Bis 1989 sind die Waren-, Konsum- und Lebensmittelindustrie sowie der Handel und Verkauf von Gütern in der DDR staatlich reguliert. Mittels zentral gelenkter Wirtschaftpläne werden die Produktionsmengen und die jeweiligen Verkaufspreise einheitlich festgelegt. Um die Versorgung der Bevölkerung mit Waren zu gewährleisten, existiert in der DDR ein Netz aus Warenhäusern und Lebensmittelläden. Neben staatlichen Geschäften, wie HO-Kaufhallen oder den Centrum-Warenhäusern, bieten die Filialen der genossenschaftlich organisierten Konsumhandelskette Waren für den täglichen Bedarf an. Einige wenige Einzelhandelsläden, wie Bäckereien oder Schuster, werden bis 1989 als private Unternehmen geführt. Alle Verkaufsstellen, egal ob staatlich, genossenschaftlich oder privat organisiert, sind an die Preisvorgaben der Planwirtschaft gebunden. Preisvergleiche oder Rabatte sind somit für die Kunden in der DDR hinfällig. Für die plangemäße Belieferung aller Läden sind die staatlichen Großhandelsgesellschaften „Waren für den täglichen Bedarf“ (WtB) und „Obst, Gemüse, Speisekartoffeln“ (OGS) zuständig. Zusätzlich beliefert der Bau- und Rohstoffhandel industrielle Produzenten und private Konsumenten mit Rohmaterialien. Liefertermine und Art der gelieferten Waren orientieren sich dabei weniger an der Nachfrage der Verkausstellen, als an den planmäßigen Vorgaben und vertraglichen Absprachen zwischen Produzenten, Großhandel und Einzelhandel.

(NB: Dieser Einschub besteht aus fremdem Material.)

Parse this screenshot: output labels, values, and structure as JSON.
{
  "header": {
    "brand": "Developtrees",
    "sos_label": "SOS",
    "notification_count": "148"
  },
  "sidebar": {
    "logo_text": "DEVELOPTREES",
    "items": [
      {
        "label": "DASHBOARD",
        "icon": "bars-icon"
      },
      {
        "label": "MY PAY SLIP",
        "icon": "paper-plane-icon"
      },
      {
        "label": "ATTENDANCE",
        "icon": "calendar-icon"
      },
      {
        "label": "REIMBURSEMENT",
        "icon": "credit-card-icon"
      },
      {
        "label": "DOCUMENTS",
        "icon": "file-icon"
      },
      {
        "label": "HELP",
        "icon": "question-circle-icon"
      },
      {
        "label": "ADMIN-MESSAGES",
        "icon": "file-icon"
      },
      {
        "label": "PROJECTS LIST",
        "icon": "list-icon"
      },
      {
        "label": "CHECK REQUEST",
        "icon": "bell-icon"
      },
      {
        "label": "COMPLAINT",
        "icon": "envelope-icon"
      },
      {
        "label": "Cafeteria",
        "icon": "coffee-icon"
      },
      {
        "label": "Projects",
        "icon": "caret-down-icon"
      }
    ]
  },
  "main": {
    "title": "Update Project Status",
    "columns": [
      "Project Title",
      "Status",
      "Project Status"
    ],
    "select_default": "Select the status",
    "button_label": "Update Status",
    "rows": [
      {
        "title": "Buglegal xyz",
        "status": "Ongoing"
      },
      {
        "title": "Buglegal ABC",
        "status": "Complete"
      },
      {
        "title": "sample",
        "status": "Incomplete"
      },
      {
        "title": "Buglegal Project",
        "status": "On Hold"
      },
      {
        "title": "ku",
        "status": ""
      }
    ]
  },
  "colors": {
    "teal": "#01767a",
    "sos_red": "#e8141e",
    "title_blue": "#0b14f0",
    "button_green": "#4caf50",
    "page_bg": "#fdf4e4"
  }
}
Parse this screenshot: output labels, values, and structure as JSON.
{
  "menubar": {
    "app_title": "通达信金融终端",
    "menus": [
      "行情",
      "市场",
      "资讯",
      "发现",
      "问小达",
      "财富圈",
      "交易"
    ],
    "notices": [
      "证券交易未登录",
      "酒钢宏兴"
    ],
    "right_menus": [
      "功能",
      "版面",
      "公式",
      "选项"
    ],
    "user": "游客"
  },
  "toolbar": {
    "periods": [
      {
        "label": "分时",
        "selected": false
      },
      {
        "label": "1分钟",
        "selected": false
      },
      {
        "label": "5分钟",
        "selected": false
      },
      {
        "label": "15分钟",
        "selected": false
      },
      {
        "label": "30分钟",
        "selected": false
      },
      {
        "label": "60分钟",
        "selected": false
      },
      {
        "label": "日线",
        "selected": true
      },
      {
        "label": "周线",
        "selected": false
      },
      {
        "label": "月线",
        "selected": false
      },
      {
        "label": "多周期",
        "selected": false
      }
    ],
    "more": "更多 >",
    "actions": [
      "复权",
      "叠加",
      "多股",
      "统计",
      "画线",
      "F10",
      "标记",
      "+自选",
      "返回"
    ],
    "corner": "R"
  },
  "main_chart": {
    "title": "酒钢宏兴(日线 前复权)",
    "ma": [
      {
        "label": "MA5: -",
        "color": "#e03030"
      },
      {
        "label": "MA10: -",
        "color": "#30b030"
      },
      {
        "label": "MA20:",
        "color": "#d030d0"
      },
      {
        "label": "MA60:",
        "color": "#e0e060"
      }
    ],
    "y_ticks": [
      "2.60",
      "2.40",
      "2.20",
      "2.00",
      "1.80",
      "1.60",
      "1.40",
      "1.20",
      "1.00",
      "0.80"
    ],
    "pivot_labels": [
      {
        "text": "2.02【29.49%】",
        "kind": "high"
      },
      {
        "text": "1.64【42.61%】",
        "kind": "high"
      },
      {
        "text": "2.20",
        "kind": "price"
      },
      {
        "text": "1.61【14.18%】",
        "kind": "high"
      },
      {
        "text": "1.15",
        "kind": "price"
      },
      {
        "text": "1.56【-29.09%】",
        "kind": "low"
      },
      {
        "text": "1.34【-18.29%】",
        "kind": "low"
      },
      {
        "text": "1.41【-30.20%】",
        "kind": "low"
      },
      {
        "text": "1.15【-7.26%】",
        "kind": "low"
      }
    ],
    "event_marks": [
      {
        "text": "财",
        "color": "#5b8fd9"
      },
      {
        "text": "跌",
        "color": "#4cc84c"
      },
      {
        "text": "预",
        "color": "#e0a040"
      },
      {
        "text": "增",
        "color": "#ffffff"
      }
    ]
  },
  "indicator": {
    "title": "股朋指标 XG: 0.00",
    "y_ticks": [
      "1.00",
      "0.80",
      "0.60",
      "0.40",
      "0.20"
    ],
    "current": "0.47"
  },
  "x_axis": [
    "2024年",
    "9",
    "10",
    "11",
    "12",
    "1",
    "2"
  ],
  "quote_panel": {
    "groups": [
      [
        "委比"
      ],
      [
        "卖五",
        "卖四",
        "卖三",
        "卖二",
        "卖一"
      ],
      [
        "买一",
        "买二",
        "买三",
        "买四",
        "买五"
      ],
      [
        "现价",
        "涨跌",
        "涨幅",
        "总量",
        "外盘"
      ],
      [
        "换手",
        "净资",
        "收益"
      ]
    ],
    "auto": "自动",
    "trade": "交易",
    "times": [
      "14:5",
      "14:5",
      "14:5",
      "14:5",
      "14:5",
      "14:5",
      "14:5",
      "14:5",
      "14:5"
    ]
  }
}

Besonders hochwertige Waren, die in der Regel nur für den Export bestimmt sind oder ausgewählte Produkte aus dem Ausland, sind in der DDR bis 1989 nur in den staatlichen Delikat- oder Exquisitläden erhältlich. Die Preise liegen in diesen Läden deutlich über denen des regulären Einzelhandels, können aber mit DDR-Mark bezahlt werden. Die in den sogenannten Intershops angebotenen Waren hingegen können nur mit westlichen Devisen gekauft werden. Das Sortiment setzt sich zum großen Teil aus westlichen Waren und nur wenigen sehr hochwertigen DDR-Produkten zusammen. Beliefert werden die Intershops nicht vom regulären Großhandel, sondern von der „Forum Außenhandelsgesellschaft mbH“, die zur Arbeitsgruppe Bereich Kommerzielle Koordinierung (AG BKK) gehört, die dem Ministerium für Staatssicherheit untersteht.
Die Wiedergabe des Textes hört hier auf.